Report- Health equity for the poor found not to be a priority
15th April 2011 · 0 Comments
Report: Health equity for the poor found not to be a priority
WASHINGTON – Geography, poverty, literacy rates and other social factors exert greater cumulative influence on disparate health outcomes in the United States than do disease, injury or mortality.
Yet, less than one third of 880 foundations and institutional grantmakers that give billions towards health-related causes in the U.S. have made addressing the needs of underserved communities their top priority, according to the National Committee for Responsive Philanthropy (NCRP), a research and advocacy group that monitors philanthropic giving.
“If improving the health of our nation is important to philanthropy, then we have to focus more on the needs of the most underserved and on making these communities integral participants in systemic reform efforts,” said Aaron Dorfman, executive director of NCRP, which released the new report on the heels of the first anniversary of passage of the Affordable Care Act. “We can’t wait for health reform to slowly trickle down, especially given the uncertainty of the current political climate.”
In “Towards Transformative Change in Health Care,” longtime foundation veteran and report author Terri Langston highlights the tremendous need and opportunities to address health outcomes and health policy inclusively, citing the work of currently existing philanthropic institutions that are leading by example.
“I am inspired by the innovative and forward-thinking programs being funded by a number of philanthropies across the country,” said Langston. “I share their stories with the grantmaking community in the hopes that others will learn from them, emulate the work and help move our country closer toward health equity. Especially at this critical time of implementing health reform, we can’t afford not to.”

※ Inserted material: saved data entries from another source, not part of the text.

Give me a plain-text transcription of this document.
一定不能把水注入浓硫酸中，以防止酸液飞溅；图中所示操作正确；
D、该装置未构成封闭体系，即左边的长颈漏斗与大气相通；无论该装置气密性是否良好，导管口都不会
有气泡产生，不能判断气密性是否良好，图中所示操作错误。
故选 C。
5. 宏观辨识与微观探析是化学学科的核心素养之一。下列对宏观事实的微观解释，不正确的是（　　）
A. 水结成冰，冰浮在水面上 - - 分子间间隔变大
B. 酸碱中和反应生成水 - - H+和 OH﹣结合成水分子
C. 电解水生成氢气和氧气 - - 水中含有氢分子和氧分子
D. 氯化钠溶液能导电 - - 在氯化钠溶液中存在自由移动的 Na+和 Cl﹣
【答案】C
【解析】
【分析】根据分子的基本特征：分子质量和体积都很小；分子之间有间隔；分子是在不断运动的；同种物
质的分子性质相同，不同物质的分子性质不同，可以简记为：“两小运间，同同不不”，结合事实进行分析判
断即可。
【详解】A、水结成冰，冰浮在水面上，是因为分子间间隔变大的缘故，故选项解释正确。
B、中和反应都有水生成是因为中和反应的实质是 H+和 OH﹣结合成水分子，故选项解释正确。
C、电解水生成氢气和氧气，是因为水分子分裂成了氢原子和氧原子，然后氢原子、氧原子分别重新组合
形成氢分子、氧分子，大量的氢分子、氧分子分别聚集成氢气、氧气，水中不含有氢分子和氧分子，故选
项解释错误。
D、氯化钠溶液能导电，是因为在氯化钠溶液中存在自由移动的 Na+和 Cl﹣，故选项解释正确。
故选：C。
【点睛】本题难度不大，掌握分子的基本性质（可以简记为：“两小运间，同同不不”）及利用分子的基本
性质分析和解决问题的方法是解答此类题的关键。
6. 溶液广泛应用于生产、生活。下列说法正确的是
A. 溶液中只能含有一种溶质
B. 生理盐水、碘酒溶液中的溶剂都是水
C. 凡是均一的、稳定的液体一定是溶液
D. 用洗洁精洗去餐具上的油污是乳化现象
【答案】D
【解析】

Langston and NCRP recommend two strategies for health funders to improve significantly the impact of their philanthropy: Allocating at least 50 percent of their grant dollars to benefit underserved communities and 25 towards advocacy, community organizing and civic engagement that promotes long-term systemic reform.

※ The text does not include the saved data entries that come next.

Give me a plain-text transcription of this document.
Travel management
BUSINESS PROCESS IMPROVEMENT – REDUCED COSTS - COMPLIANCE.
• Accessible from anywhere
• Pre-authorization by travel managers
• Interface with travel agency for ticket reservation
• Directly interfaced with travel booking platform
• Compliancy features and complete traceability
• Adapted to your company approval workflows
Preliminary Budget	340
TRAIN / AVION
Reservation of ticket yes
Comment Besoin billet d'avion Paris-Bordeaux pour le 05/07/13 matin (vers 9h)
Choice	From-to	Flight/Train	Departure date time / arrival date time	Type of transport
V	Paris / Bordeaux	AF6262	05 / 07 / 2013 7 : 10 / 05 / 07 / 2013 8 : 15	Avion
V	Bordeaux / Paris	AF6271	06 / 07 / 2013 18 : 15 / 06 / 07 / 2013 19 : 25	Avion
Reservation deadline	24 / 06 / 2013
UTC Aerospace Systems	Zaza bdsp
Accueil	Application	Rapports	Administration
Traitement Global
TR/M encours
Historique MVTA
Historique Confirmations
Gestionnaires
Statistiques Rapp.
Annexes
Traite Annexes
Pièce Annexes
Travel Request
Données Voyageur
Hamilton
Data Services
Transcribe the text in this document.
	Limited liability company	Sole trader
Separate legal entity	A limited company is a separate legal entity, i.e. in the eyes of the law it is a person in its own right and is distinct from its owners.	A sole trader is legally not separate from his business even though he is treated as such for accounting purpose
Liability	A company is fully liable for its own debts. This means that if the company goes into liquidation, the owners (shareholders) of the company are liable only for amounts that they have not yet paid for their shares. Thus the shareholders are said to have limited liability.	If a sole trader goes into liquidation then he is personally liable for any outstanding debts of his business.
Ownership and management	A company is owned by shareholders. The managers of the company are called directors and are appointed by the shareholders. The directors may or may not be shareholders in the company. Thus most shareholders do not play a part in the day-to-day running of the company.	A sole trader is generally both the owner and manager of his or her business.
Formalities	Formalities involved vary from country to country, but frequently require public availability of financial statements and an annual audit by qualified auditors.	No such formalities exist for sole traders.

Analysis by NCRP also shows that of the 363 foundations that gave an average of at least $1 million in domestic health grants from 2007-2009, only 28 percent dedicated at least half of their grantmaking for the intended benefit of underserved communities. Only seven percent designated at least a quarter of their grantmaking for systemic change.
Within the full sample of 880 foundations analyzed, NCRP identified 22 grantmaking institutions that met or exceeded both recommended levels of support. Five of these foundations include: The California Endowment, The California Wellness Foundation, the Colorado Trust, Blue Cross Blue Shield of North Carolina Foundation and Quantum Foundation (Fl.)

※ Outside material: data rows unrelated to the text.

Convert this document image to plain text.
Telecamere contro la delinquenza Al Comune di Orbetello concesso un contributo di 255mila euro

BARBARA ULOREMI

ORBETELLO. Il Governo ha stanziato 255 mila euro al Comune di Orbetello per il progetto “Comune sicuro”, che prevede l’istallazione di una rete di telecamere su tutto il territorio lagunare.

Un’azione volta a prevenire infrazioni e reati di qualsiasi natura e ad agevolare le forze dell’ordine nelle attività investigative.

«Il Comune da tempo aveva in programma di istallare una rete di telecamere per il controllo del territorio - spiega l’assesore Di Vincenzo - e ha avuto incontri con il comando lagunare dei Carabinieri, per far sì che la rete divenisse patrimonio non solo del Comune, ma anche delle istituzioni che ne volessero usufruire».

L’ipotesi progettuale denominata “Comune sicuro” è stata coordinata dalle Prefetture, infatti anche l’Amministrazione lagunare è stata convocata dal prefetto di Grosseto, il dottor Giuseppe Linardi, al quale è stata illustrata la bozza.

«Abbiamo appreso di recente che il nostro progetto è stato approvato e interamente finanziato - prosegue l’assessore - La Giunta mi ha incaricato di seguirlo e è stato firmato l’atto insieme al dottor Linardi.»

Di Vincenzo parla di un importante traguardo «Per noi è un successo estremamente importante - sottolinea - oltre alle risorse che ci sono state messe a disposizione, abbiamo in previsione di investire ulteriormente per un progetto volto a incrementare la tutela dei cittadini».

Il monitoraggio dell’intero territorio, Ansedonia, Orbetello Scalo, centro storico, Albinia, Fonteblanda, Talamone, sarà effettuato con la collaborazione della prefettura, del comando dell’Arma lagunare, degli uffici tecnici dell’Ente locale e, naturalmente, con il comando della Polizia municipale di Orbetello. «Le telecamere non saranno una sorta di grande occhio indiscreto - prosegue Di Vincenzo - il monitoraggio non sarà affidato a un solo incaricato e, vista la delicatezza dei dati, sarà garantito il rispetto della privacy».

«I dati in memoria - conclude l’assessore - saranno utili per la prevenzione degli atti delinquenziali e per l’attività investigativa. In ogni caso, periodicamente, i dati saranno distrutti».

NCRP used the Foundation Center’s intended beneficiary coding system to develop its definition of “marginalized communities,” which includes, but is not limited to, those who are economically disadvantaged; women and girls; people with HIV/AIDS; people with disabilities; aging, elderly and senior citizens; immigrants and refugees; crime/abuse victims; offenders and ex-offenders; and LGBTQ citizens.
“NCRP’s new report describes concretely how its principles for effective philanthropy can be operationalized to promote transformational change,” said Lauren LeRoy, president and CEO of Grantmakers In Health. “At this critical time created by the passage of health reform, it points the way for bold action by health funders to reduce health inequalities and build a high-performing system.”
According to the report, foundations should leverage the tremendous opportunity that the Affordable Care Act provides to address some of the nation’s most pressing health problems, including obesity, diabetes and other chronic diseases, by emphasizing health and influential social factors for all communities’ wellbeing that can reduce the need for expensive medical interventions.
Langston offers practical suggestions for funders that seek to improve the effectiveness of their health grantmaking, including working collaboratively with other foundations, government and advocacy organizations, and initiating “place-based” work in their communities.